Ashli White. Encountering Revolution: Haiti and the Making of the Early Republic.
Baltimore: The Johns Hopkins University Press, 2010.
Ashli White extends the notion of Atlantic History to the Haitian Revolution--but while that perspective (rightly) puts that event into the larger context of the French and American Revolutions, White has a narrower focus--the effect that refugees from the ongoing Haitian conflict had on the new American republic.
The United States received thousands of refugees from Haiti during a period extending, intermittently, over nearly two decades. They consisted of three main groups: whites, free men of color, and enslaved blacks. Although Haiti was a plantation economy, the slaves who came were overwhelmingly the personal servants of the white refugees, or were skilled tradesmen. The exiles collectively challenged Americans nascent sense of nationhood--as a Republic (the exiles were often refugees from the pro-Republican island regime earlier in the conflict), and as a slave-holding Republic.

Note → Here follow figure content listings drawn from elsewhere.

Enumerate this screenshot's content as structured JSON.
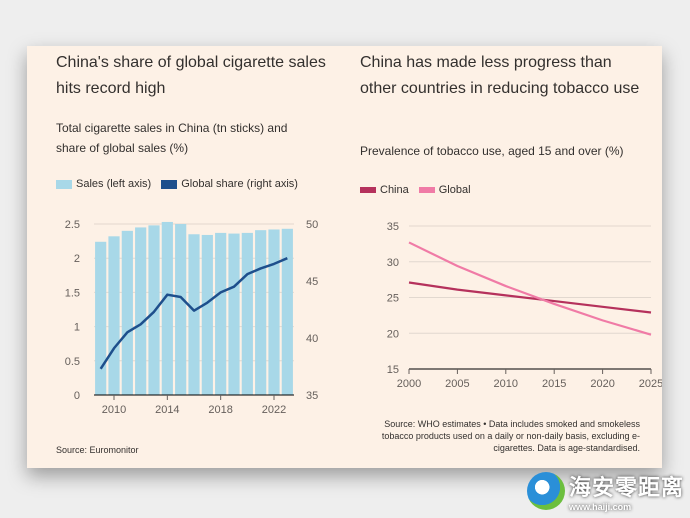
{
  "left": {
    "title": "China's share of global cigarette sales hits record high",
    "subtitle": "Total cigarette sales in China (tn sticks) and share of global sales (%)",
    "legend": {
      "sales": "Sales (left axis)",
      "share": "Global share (right axis)"
    },
    "source": "Source: Euromonitor"
  },
  "right": {
    "title": "China has made less progress than other countries in reducing tobacco use",
    "subtitle": "Prevalence of tobacco use, aged 15 and over (%)",
    "legend": {
      "china": "China",
      "global": "Global"
    },
    "source": "Source: WHO estimates • Data includes smoked and smokeless tobacco products used on a daily or non-daily basis, excluding e-cigarettes. Data is age-standardised."
  },
  "watermark": {
    "big": "海安零距离",
    "small": "www.haiji.com"
  },
  "colors": {
    "bar": "#a8d8e8",
    "share": "#1e4f8c",
    "china": "#b5315c",
    "global": "#f07ba6",
    "background": "#fdf1e6"
  },
  "chart_data": [
    {
      "type": "bar",
      "x": [
        2009,
        2010,
        2011,
        2012,
        2013,
        2014,
        2015,
        2016,
        2017,
        2018,
        2019,
        2020,
        2021,
        2022,
        2023
      ],
      "ylim": [
        0,
        2.5
      ],
      "y2lim": [
        35,
        50
      ],
      "y_ticks": [
        "0",
        "0.5",
        "1",
        "1.5",
        "2",
        "2.5"
      ],
      "y2_ticks": [
        "35",
        "40",
        "45",
        "50"
      ],
      "x_ticks": [
        "2010",
        "2014",
        "2018",
        "2022"
      ],
      "series": [
        {
          "name": "Sales (left axis)",
          "type": "bar",
          "values": [
            2.24,
            2.32,
            2.4,
            2.45,
            2.48,
            2.53,
            2.5,
            2.35,
            2.34,
            2.37,
            2.36,
            2.37,
            2.41,
            2.42,
            2.43
          ]
        },
        {
          "name": "Global share (right axis)",
          "type": "line",
          "axis": "right",
          "values": [
            37.3,
            39.1,
            40.5,
            41.2,
            42.3,
            43.8,
            43.6,
            42.4,
            43.1,
            44.0,
            44.5,
            45.6,
            46.1,
            46.5,
            47.0
          ]
        }
      ]
    },
    {
      "type": "line",
      "x": [
        2000,
        2005,
        2010,
        2015,
        2020,
        2025
      ],
      "ylim": [
        15,
        35
      ],
      "y_ticks": [
        "15",
        "20",
        "25",
        "30",
        "35"
      ],
      "x_ticks": [
        "2000",
        "2005",
        "2010",
        "2015",
        "2020",
        "2025"
      ],
      "series": [
        {
          "name": "China",
          "values": [
            27.1,
            26.1,
            25.3,
            24.5,
            23.7,
            22.9
          ]
        },
        {
          "name": "Global",
          "values": [
            32.7,
            29.4,
            26.6,
            24.1,
            21.8,
            19.8
          ]
        }
      ]
    }
  ]
}
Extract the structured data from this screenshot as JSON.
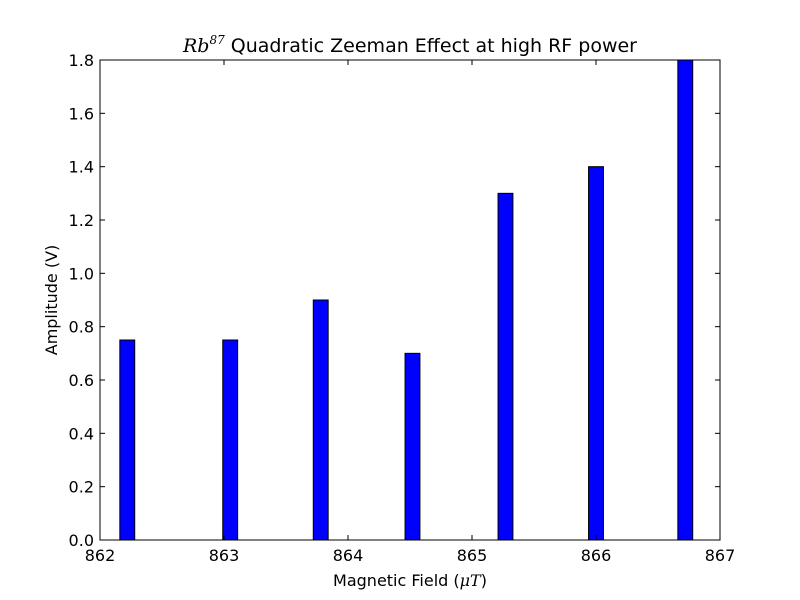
{
  "chart_data": {
    "type": "bar",
    "title": "Rb87 Quadratic Zeeman Effect at high RF power",
    "title_parts": {
      "element": "Rb",
      "superscript": "87",
      "rest": " Quadratic Zeeman Effect at high RF power"
    },
    "xlabel": "Magnetic Field (μT)",
    "xlabel_parts": {
      "text": "Magnetic Field (",
      "math": "μT",
      "close": ")"
    },
    "ylabel": "Amplitude (V)",
    "xlim": [
      862,
      867
    ],
    "ylim": [
      0,
      1.8
    ],
    "xticks": [
      862,
      863,
      864,
      865,
      866,
      867
    ],
    "yticks": [
      0.0,
      0.2,
      0.4,
      0.6,
      0.8,
      1.0,
      1.2,
      1.4,
      1.6,
      1.8
    ],
    "bar_width": 0.12,
    "x": [
      862.22,
      863.05,
      863.78,
      864.52,
      865.27,
      866.0,
      866.72
    ],
    "values": [
      0.75,
      0.75,
      0.9,
      0.7,
      1.3,
      1.4,
      1.8
    ],
    "bar_color": "#0000ff",
    "edge_color": "#000000",
    "grid": false
  }
}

White traces this rather tightly-circumscribed story well. The presence of Haitian exiles posed an existential challenge to Americans' understanding of themselves--for white Americans, the plight of the white exiles created a tension between the American commitment to trans-national Republicanism, and a race-based slavery system. For black Americans, the Haitian Revolution provided a tangible example of how the language of liberty and revolution was universal.
Ultimately, white America chose race over universal Republicanism. The experience of accepting and assimilating the Haitian refugees resonated for decades, and profoundly influenced the development of early American nationalism.